An insider's guide to education: These are crucial weeks for education minister Mary Hanafin - just back from the St Patrick's Day celebrations in Philadelphia and New York.
Hanafin, who has been so successful in smoothing troubled waters, should get a warm reception at next week's teachers' conferences.
But the teacher unions will want more than honeyed words on disadvantage, class size and a range of other issues. They want concrete evidence that progress is being made. In simple terms, they want to know if Hanafin has succeeded in securing more money for education from Minister for FinanceBrian Cowen.
In the next few weeks, Hanafin will want to demonstrate that she is no pushover at the Cabinet table - and not just someone who is good on radio and TV.
Already, some jealous types in Leinster House like to compare Mary Hanafin to other (female ) ministers who never quite achieved their political ambitions. Be fair, chaps. But there is everything to suggest that Hanafin is made of stronger stuff.

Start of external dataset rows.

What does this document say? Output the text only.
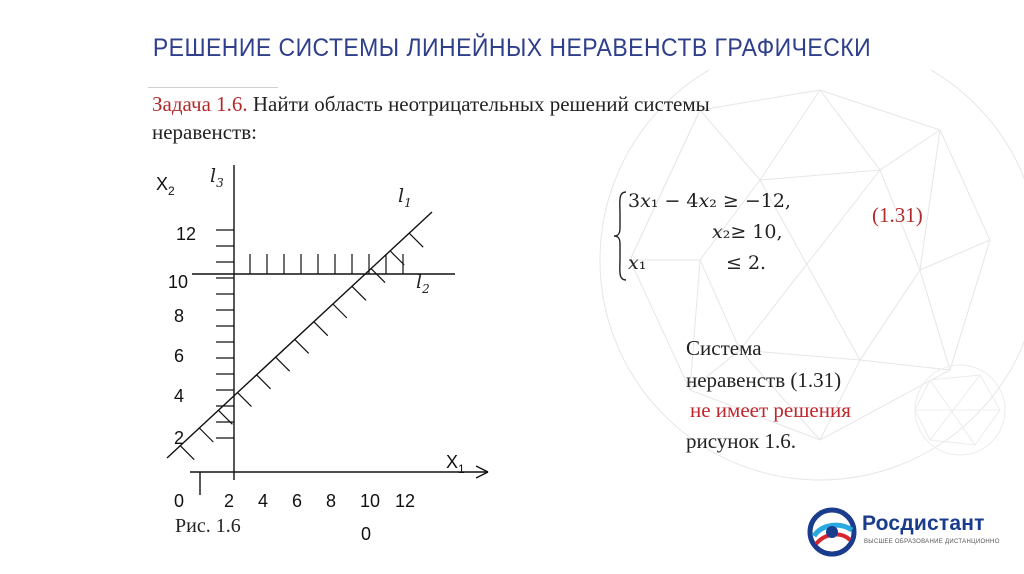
РЕШЕНИЕ СИСТЕМЫ ЛИНЕЙНЫХ НЕРАВЕНСТВ ГРАФИЧЕСКИ
Задача 1.6. Найти область неотрицательных решений системы
неравенств:
$X_2$
$X_1$
$l_3$
$l_1$
$l_2$
12
10
8
6
4
2
0 2 4 6 8 10 12
0
Рис. 1.6
3𝑥₁ − 4𝑥₂ ≥ −12,
𝑥₂≥ 10,
𝑥₁	≤ 2.
(1.31)
Система
неравенств (1.31)
не имеет решения
рисунок 1.6.
Росдистант
ВЫСШЕЕ ОБРАЗОВАНИЕ ДИСТАНЦИОННО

Much dismay out in Belfield about the latest CAO figures, which show a decline of more than 4 per cent in the number of students opting for UCD as their first preference. The college was expecting something of a bounce in the figures this year after the launch of the much-admired Horizons modular programme, which gives students the freedom to frame their own degree course.
Now the recriminations are underway out in the windy campus - not least because the marketing campaign for Horizons cost a fortune.
First in the firing line? You guessed it, those hard-working career teachers. Some in UCD say teachers should have been more active in spreading the good news to students.
Speaking of those CAO figures. Hats off to NUI Maynooth, which registered a spectacular rise of more than 16 per cent in the number of students who made the college their first option.
The president, John Hughes, is clearly building on the outstanding legacy left by his predecessor, Séamus Smyth. But the energetic assistant registrar, John McGinnity, who travelled across Dublin proselytising about Maynooth, also deserves huge credit.
The mystery figures behind the new ratemyteachers.ie website must be delighted with all the publicity they have received since those helpful people in the Teachers' Union of Ireland waded in last week. The TUI expressed outrage at the website and warned of its dangers.
Result? An avalanche of e-mails to the site from virtually every kid with internet access. Only nine schools had been "rated" before the publicity blitz. But the work of hundreds of teachers in over 200 schools is now "ranked".